Александра Ивановна приложила ладонь к уху, пыталась услышать.

- Мне кажется, что-то случилось... Викочка, где ваш бинокль?

Виктория Андреевна поднесла бинокль к глазам и посмотрела на берег.

- Боже, они же убивают...

Александра Ивановна выхватила бинокль у Вики.

 

Семён и Колька с разбитыми в кровь лицами иступлённо наносили удары друг другу уже стоя на коленях. А мелодия любви рвала простор.

 

На палубе уже собрались пассажиры. Никто не комментировал, даже женщины не ахали – просто не могли.

Александра Ивановна закричала. Она ни разу за свою жизнь не кричала, даже и не знала, как это можно кричать. Её тихий, глубокий, обычно с придыхом голос взорвался:

- Остановиться!.. Капитан!!! Вика, бегите в рубку, вы быстрее. Скорее!!!

Виктория Андреевна уже бежала по лестнице, идущей на третью палубу к рубке, а в рубке уже всё видел дежурный. Он тянул за ручку и давал гудки.

 

Семён и Колька стояли на коленях друг перед другом, опираясь руками о землю. Стук их сердец и хрип надсадного дыхания слышали все, стоящие в это время на берегу. Молчали.

Колька поднял разбитое лицо и сказал Семёну:

- На брёвна пошли.

Семён не ответил, глазами спросил.

- Нырять будем. Кто выплывет... тот и останется.

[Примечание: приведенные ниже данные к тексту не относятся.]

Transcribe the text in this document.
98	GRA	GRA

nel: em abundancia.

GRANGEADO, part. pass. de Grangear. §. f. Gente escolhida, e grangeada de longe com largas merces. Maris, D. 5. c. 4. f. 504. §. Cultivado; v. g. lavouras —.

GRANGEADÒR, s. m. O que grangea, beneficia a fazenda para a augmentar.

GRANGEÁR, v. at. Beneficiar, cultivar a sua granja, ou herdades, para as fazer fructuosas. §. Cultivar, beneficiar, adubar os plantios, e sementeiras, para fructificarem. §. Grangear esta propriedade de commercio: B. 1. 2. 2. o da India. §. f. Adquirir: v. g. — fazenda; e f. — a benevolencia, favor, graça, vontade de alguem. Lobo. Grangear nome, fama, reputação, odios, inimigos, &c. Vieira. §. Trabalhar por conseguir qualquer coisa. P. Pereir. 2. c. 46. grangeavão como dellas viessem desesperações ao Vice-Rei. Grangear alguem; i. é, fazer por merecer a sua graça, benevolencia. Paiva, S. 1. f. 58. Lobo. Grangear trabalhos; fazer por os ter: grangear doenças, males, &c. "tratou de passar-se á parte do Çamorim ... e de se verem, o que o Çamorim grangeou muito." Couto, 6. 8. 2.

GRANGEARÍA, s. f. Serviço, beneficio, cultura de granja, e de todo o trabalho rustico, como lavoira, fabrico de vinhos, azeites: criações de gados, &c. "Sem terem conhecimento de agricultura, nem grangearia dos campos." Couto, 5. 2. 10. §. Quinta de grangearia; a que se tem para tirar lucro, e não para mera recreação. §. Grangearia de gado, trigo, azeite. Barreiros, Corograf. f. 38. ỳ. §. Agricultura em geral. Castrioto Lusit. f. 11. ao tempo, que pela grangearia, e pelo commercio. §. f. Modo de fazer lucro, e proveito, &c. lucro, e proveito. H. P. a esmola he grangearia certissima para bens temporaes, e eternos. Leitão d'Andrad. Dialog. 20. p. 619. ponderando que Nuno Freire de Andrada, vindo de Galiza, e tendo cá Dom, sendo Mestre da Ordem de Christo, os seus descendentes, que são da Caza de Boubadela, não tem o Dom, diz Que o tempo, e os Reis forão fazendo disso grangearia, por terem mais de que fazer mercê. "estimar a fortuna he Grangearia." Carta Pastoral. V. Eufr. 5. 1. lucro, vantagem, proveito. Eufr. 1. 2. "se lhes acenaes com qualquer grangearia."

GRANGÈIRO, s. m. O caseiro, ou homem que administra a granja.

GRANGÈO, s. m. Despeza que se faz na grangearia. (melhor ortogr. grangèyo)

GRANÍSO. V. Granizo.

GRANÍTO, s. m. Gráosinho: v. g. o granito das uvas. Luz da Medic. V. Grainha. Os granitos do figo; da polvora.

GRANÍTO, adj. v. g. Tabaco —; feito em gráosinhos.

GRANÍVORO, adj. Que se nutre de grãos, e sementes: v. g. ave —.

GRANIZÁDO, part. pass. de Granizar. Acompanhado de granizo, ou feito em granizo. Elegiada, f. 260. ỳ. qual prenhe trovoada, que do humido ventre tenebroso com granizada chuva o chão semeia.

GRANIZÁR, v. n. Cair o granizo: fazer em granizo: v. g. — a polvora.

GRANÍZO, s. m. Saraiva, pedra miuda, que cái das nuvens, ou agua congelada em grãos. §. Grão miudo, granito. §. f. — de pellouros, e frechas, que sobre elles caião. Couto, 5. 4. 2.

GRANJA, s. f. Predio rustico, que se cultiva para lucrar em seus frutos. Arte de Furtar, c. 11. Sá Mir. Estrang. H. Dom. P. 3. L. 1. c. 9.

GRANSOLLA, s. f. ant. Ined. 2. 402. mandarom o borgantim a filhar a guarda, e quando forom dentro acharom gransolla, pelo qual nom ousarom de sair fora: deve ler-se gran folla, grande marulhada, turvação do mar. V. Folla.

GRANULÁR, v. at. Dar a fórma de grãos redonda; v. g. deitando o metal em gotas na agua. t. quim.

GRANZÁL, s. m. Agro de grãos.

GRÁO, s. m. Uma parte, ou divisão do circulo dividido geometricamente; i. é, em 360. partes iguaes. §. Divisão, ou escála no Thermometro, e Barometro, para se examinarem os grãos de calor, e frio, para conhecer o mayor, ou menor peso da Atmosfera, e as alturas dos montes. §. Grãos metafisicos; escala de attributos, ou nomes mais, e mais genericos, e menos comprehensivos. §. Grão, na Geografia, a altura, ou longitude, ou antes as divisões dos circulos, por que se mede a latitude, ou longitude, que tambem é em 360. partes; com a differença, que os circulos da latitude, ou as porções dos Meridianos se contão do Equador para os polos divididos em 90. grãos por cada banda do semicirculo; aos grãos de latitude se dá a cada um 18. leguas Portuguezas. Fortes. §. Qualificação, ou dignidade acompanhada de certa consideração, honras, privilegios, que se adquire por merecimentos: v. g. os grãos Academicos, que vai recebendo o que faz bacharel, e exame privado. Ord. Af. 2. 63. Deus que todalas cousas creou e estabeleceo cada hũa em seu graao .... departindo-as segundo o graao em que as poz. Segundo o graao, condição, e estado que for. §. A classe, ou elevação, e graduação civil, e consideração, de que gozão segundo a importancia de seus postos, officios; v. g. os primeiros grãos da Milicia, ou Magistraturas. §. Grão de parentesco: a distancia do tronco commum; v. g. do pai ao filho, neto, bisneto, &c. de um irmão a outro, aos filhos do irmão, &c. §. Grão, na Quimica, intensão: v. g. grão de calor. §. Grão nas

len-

Парни, опираясь руками, поднялись и, пошатываясь, пошли на брёвна. Встали на краю. Мимо проходил теплоход. Мелодию любви рвали гудки – один, второй, третий, четвёртый...     

Пацаны, свидетели драки, боялись подойти. Тома билась на берегу, её держала Любка.

 

Не успевал Иван Егорович. Он бежал в одних чёрных, сатиновых трусах и сапогах по тропинке вдоль бараков и понимал – не успевает. Он бежал, не остерегаясь упасть, несся к берегу, к мойке, летел по росистому склону к брёвнам.

Семён и Колька стояли на краю мойки: зататуированный крепыш в разодранной майке и худой подросток.

Семён прошипел разбитыми губами:

- Назад не выплывать?

- Да.

Иван Егорович орал, подбегая к брёвнам:

- Стоять!!!

Парни прыгнули в чёрную дыру между брёвнами вместе.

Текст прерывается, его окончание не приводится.